The City Council has been updating the City’s Master and Maintenance Plans for our utility systems. These updates ensure that the City’s systems are maintained and upgraded appropriately so that services continue to run smoothly for residents.
The plan updates showed that the pressurized irrigation, sewer, and storm drain funds all have the appropriate amount of funding to keep up on the proper maintenance and capital projects. As such, no increases are being considered for any of those funds.

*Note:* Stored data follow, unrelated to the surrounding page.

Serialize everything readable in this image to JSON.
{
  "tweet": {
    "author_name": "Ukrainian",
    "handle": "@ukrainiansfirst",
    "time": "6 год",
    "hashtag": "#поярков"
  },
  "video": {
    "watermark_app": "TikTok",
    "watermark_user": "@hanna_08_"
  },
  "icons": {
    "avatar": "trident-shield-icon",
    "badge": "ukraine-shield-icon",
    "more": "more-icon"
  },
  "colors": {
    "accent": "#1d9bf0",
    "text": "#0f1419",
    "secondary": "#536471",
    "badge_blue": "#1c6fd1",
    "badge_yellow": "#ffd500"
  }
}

However, while updating these plans, the City found that there is a need for a new culinary water well. As growth has occurred in Highland and surrounding areas, ground water has gone deeper and one of our wells that was first dug in 1986 is no longer is able to reach current ground water levels. Digging this well deeper will allow the City to bring this well back online and again use it to provide drinking water to the City.
If the City moved forward with this well project in addition to the standard system maintenance, the Culinary Water Fund would run out of funds by 2023 without a revenue increase. As a result, the City Council is considering raising culinary water rates. This increase would mean most Highland residents would see a monthly increase of $3.67 on their utility bill. This increase will allow the City to continue with needed maintenance and capital projects in our culinary system so that we can continue to deliver clean drinking water to residents.
Highland has not raised any utility rates since the 2016 Utility Rate Study. Even with this increase, Highland’s rate will be the lowest of surrounding cities’ and over $6 per month less than the average of the Alpine, American Fork, Cedar Hills, Highland’s proposed, Lehi, and Pleasant Grove rates.
The City Council will continue discussing this proposal at the May 18 City Council meeting. If adopted, the new culinary rate would take effect on the July utility bill.